Auditions for theatre programs this year may require a little extra work, but it’s easy to create a strong audition. 

Colleges and universities, including Willamette, usually offer scholarships for serious theatre students. Eligibility sometimes requires auditions for their theatre program, and for now they’ll likely be online.  

Consider these guidelines when filming your video: 

Use what you have. All you need is a smartphone, a couple of standing lamps positioned on either side of your phone’s camera and a neutral background. Don’t worry about having perfect furniture or the best phone for filming — auditors don’t expect you to have picturesque living spaces and only care about your talent. 

A tripod for your phone can make filming easier, but propping it against something works just as well. But be sure no one — including pets — can be caught walking through your frame while filming. The focus of the audition should be on you alone. 

Focus on technique. Camera technique allows for a kind of intimacy that in-person auditions do not, such as playing a character with more subtlety. Rather than looking directly into the camera, place a silent partner to one side. If you’re speaking to more than one person in the scene, place other characters accordingly so the auditors understand who you are talking to and when. 
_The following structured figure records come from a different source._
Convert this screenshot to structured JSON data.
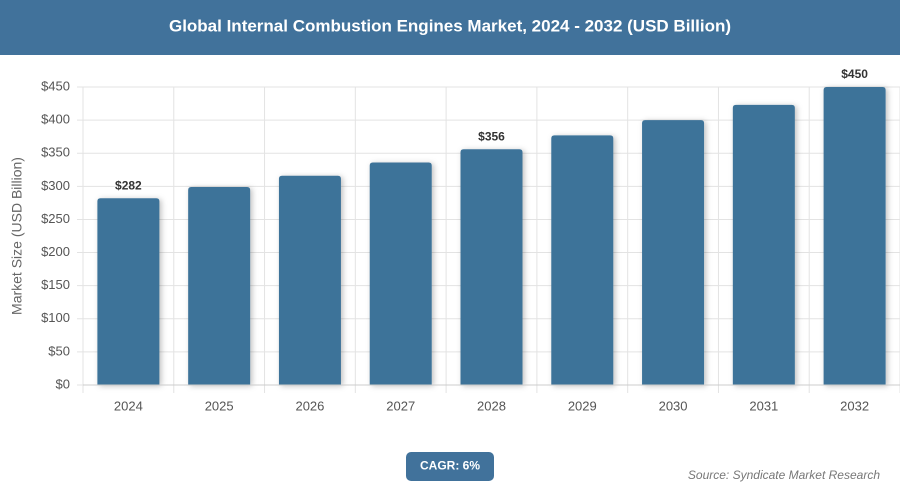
{
  "chart_data": {
    "type": "bar",
    "title": "Global Internal Combustion Engines Market, 2024 - 2032 (USD Billion)",
    "y_label": "Market Size (USD Billion)",
    "categories": [
      "2024",
      "2025",
      "2026",
      "2027",
      "2028",
      "2029",
      "2030",
      "2031",
      "2032"
    ],
    "values": [
      282,
      299,
      316,
      336,
      356,
      377,
      400,
      423,
      450
    ],
    "value_labels": [
      "$282",
      null,
      null,
      null,
      "$356",
      null,
      null,
      null,
      "$450"
    ],
    "color": "#3d7399",
    "ylim": [
      0,
      450
    ],
    "yticks": [
      {
        "value": 0,
        "label": "$0"
      },
      {
        "value": 50,
        "label": "$50"
      },
      {
        "value": 100,
        "label": "$100"
      },
      {
        "value": 150,
        "label": "$150"
      },
      {
        "value": 200,
        "label": "$200"
      },
      {
        "value": 250,
        "label": "$250"
      },
      {
        "value": 300,
        "label": "$300"
      },
      {
        "value": 350,
        "label": "$350"
      },
      {
        "value": 400,
        "label": "$400"
      },
      {
        "value": 450,
        "label": "$450"
      }
    ],
    "grid": true,
    "annotation": "CAGR: 6%",
    "source": "Source: Syndicate Market Research"
  }
}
Choose material that excites you. Your nervousness will decrease when you have a monologue that you can connect with and enjoy performing. 
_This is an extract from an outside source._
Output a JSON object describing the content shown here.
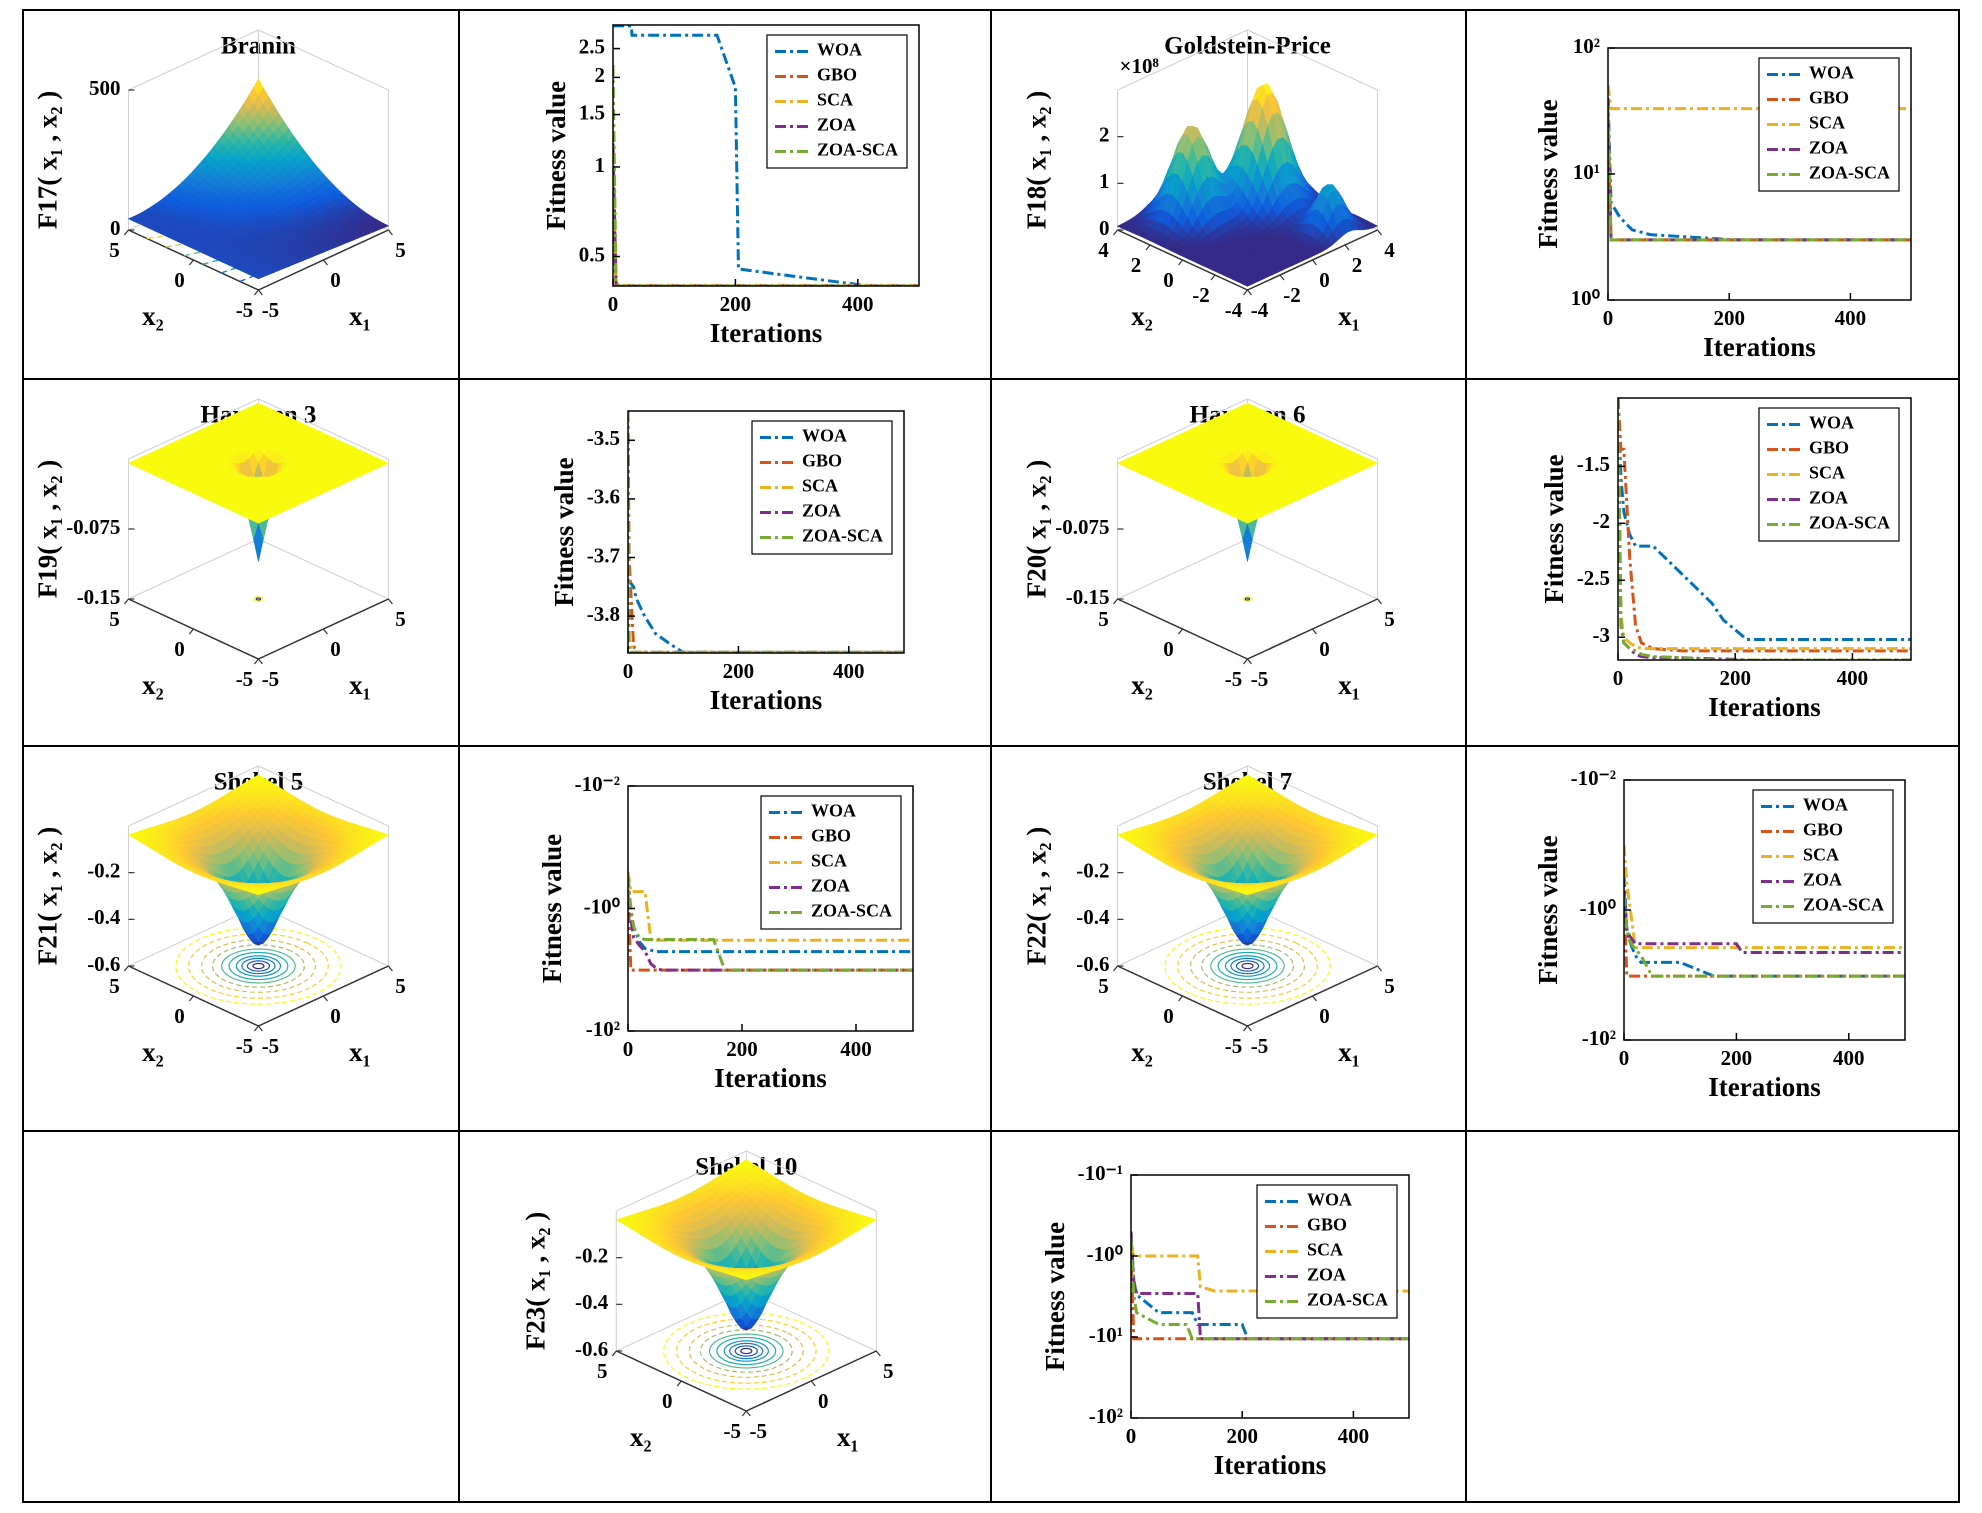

Dramatic literature is a good choice and be sure to read the whole play. Also, watch the time — if the institution requires a 2-minute audition, plan for one that lasts 1 minute and 40 seconds. 

Devote time to the piece. Study the monologue's meaning and understand the beginning/middle/end of the piece. Determine who you are talking to and explore your character's objective. Find active verbs to articulate your actions.

Flaunt your range. Most schools want to see your range in an audition and how you tackle at least one play with heightened language. Monologues from Shakespeare or classic Greek plays can be strong choices for heightened language. Be sure the two pieces contrast each other, whether in theme, character energy or genre.

Think through the beginning, middle and end. Once you have rehearsed your monologues and are ready to film, create a "transition" between the two pieces. A transition helps you "transform" from one character into the next. Move a chair, take off, or put on a jacket — anything to help you transform. But remember: keep it simple and specific. 

Finally, work on your introduction and the last moment. Rehearse the introduction as much as you rehearse your monologues. An example: At the beginning of your audition, introduce both of your pieces according to the following script: “Hello my name is______, and I will be doing monologues from Lauren Gunderson's ‘I and YOU’ and Shakespeare's ‘As You Like It.’” 

The end of your audition is equally important as your introduction. When you say the last line, stay “in the moment” for at least three seconds more before breaking character and shutting off your camera. Edit the video later and cut to the end of the scene. This allows auditors to linger last on your acting abilities — and not your hand turning off the camera.